Après l’échec d’un soulèvement de la Bretagne en 931 auquel participe Juhel Bérenger, comte de Rennes, Alain est contraint de se réfugier à nouveau chez son protecteur.
Un retour organisé
La mort du roi Raoul (15 janvier 936) permet à Louis d’Outremer de revenir sur le trône du royaume franc. De son côté Alain rentre en Bretagne et, après une campagne militaire, s’installe dans Nantes, désertée depuis une quarantaine d’années. Il ne peut reprendre le titre de roi alors que celui qui est au centre des événements, Hugues le Grand, est duc des Francs. Alain est ainsi le premier duc de Bretagne.
Il contrôle la Cornouaille, le Nantais (augmenté des pays de Mauges, Tiffauges et Herbauge au sud de la Loire en 941-942), le Vannetais et exerce une autorité indirecte sur le Nord qui est entre les mains de Juhel Bérenger.
Restauration des institutions
Afin de remercier l’abbaye de Landévennec pour le rôle diplomatique de son abbé lors de son retour, il lui accorde des biens dans le pays nantais dont Batz, qui deviendra le siège d’un prieuré.
Il entreprend la restauration du duché sur la base des comtés, anciennes institutions carolingiennes. Il s’entoure de fidèles comme le vicomte Diles surnommé « l’exilé de Cambrie ». Son fils Hoel est comte de Nantes. Le Breton Hesdren, précédemment évêque de Léon, est placé à la tête du diocèse de Nantes.
Une principauté à l’équilibre fragile
Inquiets du rapprochement entre le roi Louis et les Normands, Alain, Juhel Bérenger (« les Bretons » selon Flodoard) et Guillaume Tête d’Étoupe vont à sa rencontre à Rouen en 942 pour lui jurer fidélité. Puis accompagnent le roi dans l’Oise lors d’une expédition contre Hugues le Grand et Herbert de Vermandois la même année.

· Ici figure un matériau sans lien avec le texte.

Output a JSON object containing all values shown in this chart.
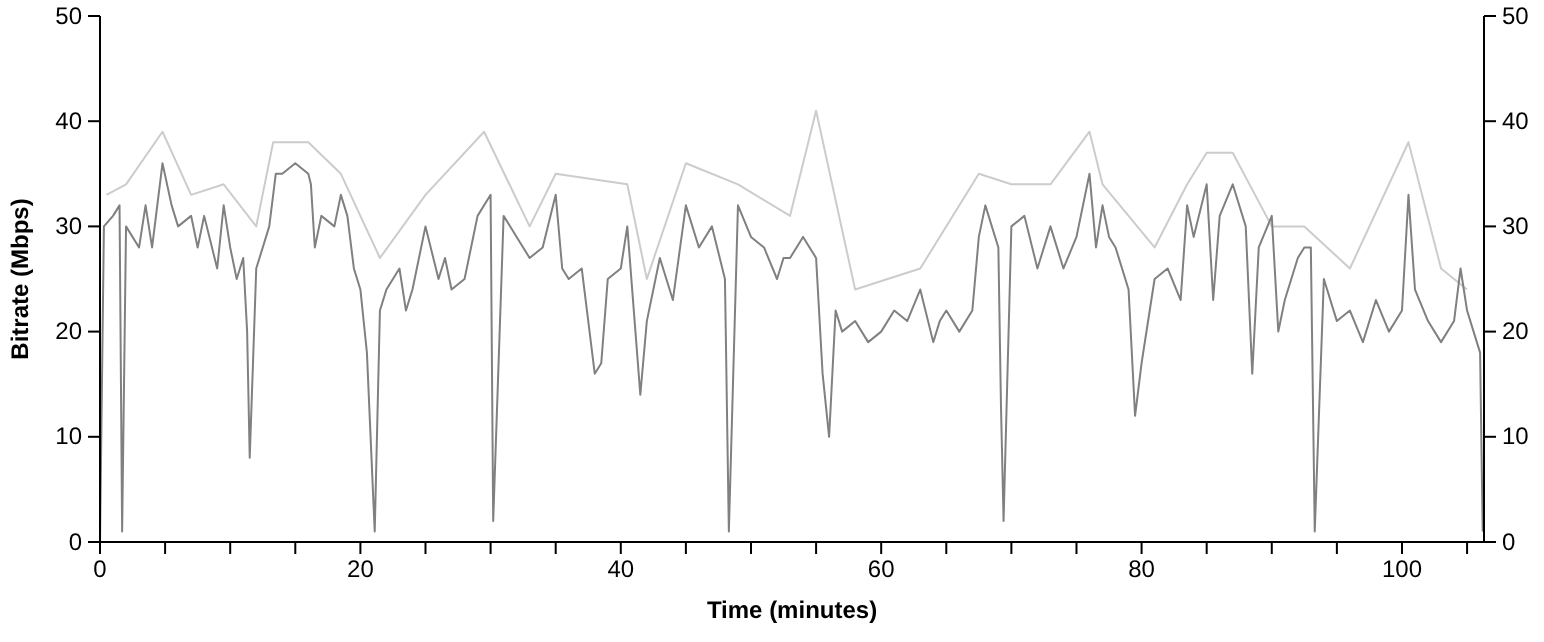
{
  "chart_data": {
    "type": "line",
    "xlabel": "Time (minutes)",
    "ylabel": "Bitrate (Mbps)",
    "xlim": [
      0,
      106.3
    ],
    "ylim": [
      0,
      50
    ],
    "y2lim": [
      0,
      50
    ],
    "xticks": [
      0,
      {
        "value": 5,
        "label": null
      },
      20,
      {
        "value": 10,
        "label": null
      },
      {
        "value": 15,
        "label": null
      },
      {
        "value": 25,
        "label": null
      },
      {
        "value": 30,
        "label": null
      },
      {
        "value": 35,
        "label": null
      },
      40,
      {
        "value": 45,
        "label": null
      },
      {
        "value": 50,
        "label": null
      },
      {
        "value": 55,
        "label": null
      },
      60,
      {
        "value": 65,
        "label": null
      },
      {
        "value": 70,
        "label": null
      },
      {
        "value": 75,
        "label": null
      },
      80,
      {
        "value": 85,
        "label": null
      },
      {
        "value": 90,
        "label": null
      },
      {
        "value": 95,
        "label": null
      },
      100,
      {
        "value": 105,
        "label": null
      }
    ],
    "yticks": [
      0,
      10,
      20,
      30,
      40,
      50
    ],
    "y2ticks": [
      0,
      10,
      20,
      30,
      40,
      50
    ],
    "grid": false,
    "series": [
      {
        "color": "#cccccc",
        "x": [
          0.5,
          2,
          4.8,
          7,
          9.5,
          12,
          13.3,
          14.5,
          16,
          18.5,
          21.5,
          25,
          29.5,
          33,
          35,
          40.5,
          42,
          45,
          49,
          53,
          55,
          58,
          63,
          67.5,
          70,
          73,
          76,
          77,
          81,
          83.5,
          85,
          87,
          90,
          92.5,
          96,
          100.5,
          103,
          105
        ],
        "values": [
          33,
          34,
          39,
          33,
          34,
          30,
          38,
          38,
          38,
          35,
          27,
          33,
          39,
          30,
          35,
          34,
          25,
          36,
          34,
          31,
          41,
          24,
          26,
          35,
          34,
          34,
          39,
          34,
          28,
          34,
          37,
          37,
          30,
          30,
          26,
          38,
          26,
          24
        ]
      },
      {
        "color": "#808080",
        "x": [
          0,
          0.3,
          1,
          1.5,
          1.7,
          2,
          3,
          3.5,
          4,
          4.8,
          5.5,
          6,
          7,
          7.5,
          8,
          9,
          9.5,
          10,
          10.5,
          11,
          11.3,
          11.5,
          12,
          12.5,
          13,
          13.5,
          14,
          15,
          16,
          16.2,
          16.5,
          17,
          18,
          18.5,
          19,
          19.5,
          20,
          20.5,
          21.1,
          21.5,
          22,
          23,
          23.5,
          24,
          25,
          26,
          26.5,
          27,
          28,
          29,
          30,
          30.2,
          31,
          32,
          33,
          34,
          35,
          35.5,
          36,
          37,
          38,
          38.5,
          39,
          40,
          40.5,
          41,
          41.5,
          42,
          43,
          44,
          45,
          46,
          47,
          48,
          48.3,
          49,
          50,
          51,
          52,
          52.5,
          53,
          54,
          55,
          55.5,
          56,
          56.5,
          57,
          58,
          59,
          60,
          61,
          62,
          63,
          64,
          64.5,
          65,
          66,
          67,
          67.5,
          68,
          69,
          69.2,
          69.4,
          70,
          71,
          72,
          73,
          74,
          75,
          76,
          76.5,
          77,
          77.5,
          78,
          79,
          79.5,
          80,
          81,
          82,
          83,
          83.5,
          84,
          85,
          85.5,
          86,
          87,
          88,
          88.5,
          89,
          90,
          90.5,
          91,
          92,
          92.5,
          93,
          93.3,
          94,
          95,
          96,
          97,
          98,
          99,
          100,
          100.5,
          101,
          102,
          103,
          104,
          104.5,
          105,
          105.5,
          106,
          106.2
        ],
        "values": [
          0,
          30,
          31,
          32,
          1,
          30,
          28,
          32,
          28,
          36,
          32,
          30,
          31,
          28,
          31,
          26,
          32,
          28,
          25,
          27,
          20,
          8,
          26,
          28,
          30,
          35,
          35,
          36,
          35,
          34,
          28,
          31,
          30,
          33,
          31,
          26,
          24,
          18,
          1,
          22,
          24,
          26,
          22,
          24,
          30,
          25,
          27,
          24,
          25,
          31,
          33,
          2,
          31,
          29,
          27,
          28,
          33,
          26,
          25,
          26,
          16,
          17,
          25,
          26,
          30,
          22,
          14,
          21,
          27,
          23,
          32,
          28,
          30,
          25,
          1,
          32,
          29,
          28,
          25,
          27,
          27,
          29,
          27,
          16,
          10,
          22,
          20,
          21,
          19,
          20,
          22,
          21,
          24,
          19,
          21,
          22,
          20,
          22,
          29,
          32,
          28,
          13,
          2,
          30,
          31,
          26,
          30,
          26,
          29,
          35,
          28,
          32,
          29,
          28,
          24,
          12,
          17,
          25,
          26,
          23,
          32,
          29,
          34,
          23,
          31,
          34,
          30,
          16,
          28,
          31,
          20,
          23,
          27,
          28,
          28,
          1,
          25,
          21,
          22,
          19,
          23,
          20,
          22,
          33,
          24,
          21,
          19,
          21,
          26,
          22,
          20,
          18,
          1
        ]
      }
    ]
  }
}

Des Normands profitent de dissensions avec Juhel Bérenger, en 944, pour attaquer Dol. Réconcilié avec Juhel Bérenger, Alain cherche à consolider son autorité par une alliance matrimoniale en épousant la sœur du comte de Blois. Un héritier, Drogon, naît, mais à la mort d’Alain en 952 son héritier n’a que 5 ou 6 ans.
La Chronique de Nantes place sa tombe à Nantes mais Joëlle Quaghebeur a émis récemment l’hypothèse qu’il pourrait avoir été enterré dans l’abbaye de Landévennec.